British trade unionist and political activist

Sidney Box (1873 – April 1958) was a British trade unionist and political activist.

Box was one of seventeen children, but was orphaned at the age of eight and began working as an agricultural labourer. A keen Methodist, he began preaching when he was sixteen. He spent periods working as a miner in South Wales, and on the railways, but by the early 1900s was again an agricultural labourer, based in Ledbury, in Herefordshire. He was a supporter of the Liberal Party, and at the 1906 United Kingdom general election, and January and December 1910 United Kingdom general elections, he was employed as an election agent for the party, giving him a clear picture of the state of agricultural workers throughout the county.

Early in 1912, Box decided to form the Herefordshire Agricultural Workers' Union. Box wrote to Charles Duncan of the Workers' Union, asking for its support; the union sent Robert Morley to tour the county, speaking in support of union membership, and when this proved successful, it appointed Box as its full-time county organiser, and he merged the agricultural union into the Workers' Union.
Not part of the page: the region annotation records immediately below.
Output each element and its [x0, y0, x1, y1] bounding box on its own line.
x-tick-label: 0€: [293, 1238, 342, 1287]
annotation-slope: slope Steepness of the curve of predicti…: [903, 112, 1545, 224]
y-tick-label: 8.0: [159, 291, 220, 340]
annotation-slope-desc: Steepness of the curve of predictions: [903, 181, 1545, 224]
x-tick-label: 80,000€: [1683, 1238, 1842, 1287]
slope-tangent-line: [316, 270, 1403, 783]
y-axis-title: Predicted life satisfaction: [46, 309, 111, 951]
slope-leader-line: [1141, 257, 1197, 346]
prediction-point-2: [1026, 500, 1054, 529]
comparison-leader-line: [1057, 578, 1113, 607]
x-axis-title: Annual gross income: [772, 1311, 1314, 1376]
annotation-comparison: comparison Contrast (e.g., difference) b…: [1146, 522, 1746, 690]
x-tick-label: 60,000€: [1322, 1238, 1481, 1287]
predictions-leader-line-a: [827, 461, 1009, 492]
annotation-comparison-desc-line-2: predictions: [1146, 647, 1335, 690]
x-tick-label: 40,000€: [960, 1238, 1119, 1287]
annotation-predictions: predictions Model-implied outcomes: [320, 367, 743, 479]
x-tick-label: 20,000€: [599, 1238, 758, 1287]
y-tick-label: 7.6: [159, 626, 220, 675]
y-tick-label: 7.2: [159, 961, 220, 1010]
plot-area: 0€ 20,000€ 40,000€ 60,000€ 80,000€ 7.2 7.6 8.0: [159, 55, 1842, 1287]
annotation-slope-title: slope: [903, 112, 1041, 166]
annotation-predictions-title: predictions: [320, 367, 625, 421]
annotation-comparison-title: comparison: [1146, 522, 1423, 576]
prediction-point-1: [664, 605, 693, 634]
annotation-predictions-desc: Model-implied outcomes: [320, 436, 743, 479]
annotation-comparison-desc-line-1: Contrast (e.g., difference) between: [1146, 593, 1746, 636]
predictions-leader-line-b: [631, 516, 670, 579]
Box proved successful as a trade union organiser; he established fifty branches by the start of 1914, these now constituting around one-tenth of the branches of the entire Workers' Union. He received supportive coverage from the Hereford Times, and survived being shot at while cycling home from a union meeting. Although he left his post in 1915, he was reappointed in 1918.

By this time, Box had switched his political affiliation to the Labour Party, and he held membership of the Independent Labour Party. At the 1918 United Kingdom general election, he became the first Labour candidate in Hereford, taking 24.2% of the vote. He stood again at the 1923 United Kingdom general election, but his vote dropped back to only 4.7%.

In 1954, Box published his autobiography, The Good Old Days: Then and Now.